Las corrientes que prevalecen son más bien retrogradas, hay muchos gobiernos neoliberales. No digo que el neoliberalismo sea malo por sí, pero que genera desigualdad es evidente. Es un clásico decir que el 5% de los habitantes tiene el 90% de los bienes. Esto también ocurre en Argentina, ni hablar de gobiernos que tienen discursos y procedimientos fascistoides, que existen en todo el mundo y especialmente en la región.

– Tenemos un caso bastante cerca, el de Brasil con Jair Bolsonaro.

– Sí. Y en la Argentina también sucede este retroceso, incluso de lo que está de moda decir. Hemos naturalizado ciertas opiniones que hace 30 o 40 años hubieran parecido escandalosas. En los 70, cuando flotaba en el aire un cuestionamiento a la sociedad de consumo, los jóvenes, casi de un modo unánime, se ponían en contra de esa sociedad y opinaban que era una desgracia para la vida. Hoy sucede exactamente lo contrario. Ya no hay hippies que te saludan y te hacen la “V” queriendo decir que se oponían a esa cosa mercantilista, a esa cosa de convertir a la persona en un engranaje de una maquinaria siniestra que ni siquiera sabíamos para qué servía.

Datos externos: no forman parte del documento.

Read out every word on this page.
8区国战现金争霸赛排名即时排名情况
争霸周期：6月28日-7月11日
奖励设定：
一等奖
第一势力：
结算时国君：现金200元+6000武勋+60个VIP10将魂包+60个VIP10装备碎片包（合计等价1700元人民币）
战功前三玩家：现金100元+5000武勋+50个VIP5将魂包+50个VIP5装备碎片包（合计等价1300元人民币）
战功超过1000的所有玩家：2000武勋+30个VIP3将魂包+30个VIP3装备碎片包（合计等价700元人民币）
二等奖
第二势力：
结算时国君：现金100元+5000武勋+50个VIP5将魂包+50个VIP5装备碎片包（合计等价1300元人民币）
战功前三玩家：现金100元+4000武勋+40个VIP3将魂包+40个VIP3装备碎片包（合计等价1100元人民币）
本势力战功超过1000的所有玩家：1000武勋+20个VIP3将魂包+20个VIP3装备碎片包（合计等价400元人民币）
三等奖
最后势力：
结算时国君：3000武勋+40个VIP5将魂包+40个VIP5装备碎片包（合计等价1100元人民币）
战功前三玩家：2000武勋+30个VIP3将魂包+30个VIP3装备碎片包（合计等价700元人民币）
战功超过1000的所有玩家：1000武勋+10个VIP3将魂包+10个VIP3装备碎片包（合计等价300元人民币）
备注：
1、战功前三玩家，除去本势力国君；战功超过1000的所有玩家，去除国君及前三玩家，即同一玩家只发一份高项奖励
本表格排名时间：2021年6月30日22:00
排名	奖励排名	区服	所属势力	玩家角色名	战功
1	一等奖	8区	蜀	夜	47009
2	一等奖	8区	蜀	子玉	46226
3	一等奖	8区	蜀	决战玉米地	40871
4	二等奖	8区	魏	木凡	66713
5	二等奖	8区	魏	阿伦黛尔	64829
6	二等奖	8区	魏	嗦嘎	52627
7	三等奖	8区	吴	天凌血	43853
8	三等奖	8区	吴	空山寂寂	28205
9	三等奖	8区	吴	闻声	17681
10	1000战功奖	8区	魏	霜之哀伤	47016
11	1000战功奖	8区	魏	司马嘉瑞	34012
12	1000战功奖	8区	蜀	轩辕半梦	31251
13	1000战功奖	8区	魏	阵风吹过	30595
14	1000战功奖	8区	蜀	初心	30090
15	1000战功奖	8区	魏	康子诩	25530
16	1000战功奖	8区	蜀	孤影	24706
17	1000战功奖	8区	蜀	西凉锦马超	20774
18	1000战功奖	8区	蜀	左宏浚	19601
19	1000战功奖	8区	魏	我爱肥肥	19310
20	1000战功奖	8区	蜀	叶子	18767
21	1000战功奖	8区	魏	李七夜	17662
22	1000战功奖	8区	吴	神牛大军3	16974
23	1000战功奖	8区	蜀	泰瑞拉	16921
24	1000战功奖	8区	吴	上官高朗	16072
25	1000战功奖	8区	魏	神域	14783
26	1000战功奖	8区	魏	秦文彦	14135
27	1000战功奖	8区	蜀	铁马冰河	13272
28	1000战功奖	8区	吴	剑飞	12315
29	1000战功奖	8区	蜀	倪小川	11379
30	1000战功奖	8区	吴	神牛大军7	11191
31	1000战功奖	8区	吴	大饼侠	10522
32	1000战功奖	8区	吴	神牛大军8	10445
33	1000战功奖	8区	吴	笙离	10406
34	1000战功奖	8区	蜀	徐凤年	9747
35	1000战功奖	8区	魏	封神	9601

– Incluso, hay un tipo de consumo destinado a esos sectores.

– Claro, para hacerlos entrar como consumidores de remeras del Che Guevara. Esto ya ocurría en aquel momento, pero lo que flotaba en el aire eran otros valores. De manera que la respuesta es que esto ocurre en todo el mundo, y en la Argentina hay algunos fenómenos que son locales. Yo creo que Argentina es un país bastante perfilado. Los perfiles son esos detalles por los cuales nos reconocen cuando tocamos el timbre de nuestra casa. Y la Argentina tiene, tanto en su cultura, en su historia artística e incluso en su historia política, algunos datos que son muy reconocibles, como por ejemplo el tango, la poesía gauchesca, el peronismo. Son fenómenos, no diría extraordinarios y únicos, pero sí que tienen una nariz larga, que se ven de lejos y que se dejan oír y son reconocibles al segundo compás.

– Para una sector de la sociedad, la llegada de Cambiemos significó un gran desconcierto sobre las formas de pensar compartidas y los valores en juego. El resultado de las primarias, ¿recobró algunas certezas?

– Sí. Yo pienso exactamente lo que usted piensa para formularme esa pregunta (risas). Hasta antes de las Paso, podríamos decir que una de las cosas que nos pasaban por la cabeza era el desconcierto, otras eran la tristeza, la bronca, la desazón. Es decir, ¿cómo puede pasar esto?, ¿cómo puede haberse convertido en mayoritaria y glamorosa una forma de pensar que antes era, por definición, minoritaria, resentida y portadora de valores más bien negativos? Evidentemente, hay una parte considerable de la población que es muy permeable a esa manera de pensar. Muchas veces, las circunstancias históricas hacen que esas formas retrógradas del pensamiento se oculten, incluso en lo más íntimo de cada uno, y vienen a ocurrir algunos sucesos que favorecen su exteriorización. Lo que antes nos teníamos que comer, por ejemplo, que nos caían muy mal los inmigrantes, en especial cuando eran de la región, de golpe resulta interesante decirlo.

Pongo como ejemplo esas entrevistas que se hacen a las personas por la calle, donde enseguida aparece eso: “¡Este boliviano de la otra cuadra, que vino aquí a hacerse rico, nos deja sin empleo!”. Eso estaba dentro de algunas personas, que esperaban el momento en que pudieran sentir que decirlo hacía vibrar otras cuerdas por empatía, y lo que antes te tenías que guardar porque resultaba vergonzante, ahora lo decías porque estaba en los programas de televisión, en el discurso oficial.

“Pero caramba, esto que yo siempre pensé y tenía vergüenza de decir, a saber, que los pobres lo son porque lo merecen –por ejemplo–, resulta que ahora es lo que piensa esta gente”. Eso apareció fuertemente durante la época del macrismo y hasta generó una especie de mayoría. Caídas algunas máscaras o una vez que se hizo evidente algo que lo era desde su misma enunciación, un poco las cosas volvieron a su cauce normal, pero estas ideas retrógradas que son afines al macrismo, que no son el macrismo propiamente dicho, pero que riman perfectamente con él, aparecen en un alto porcentaje en Argentina.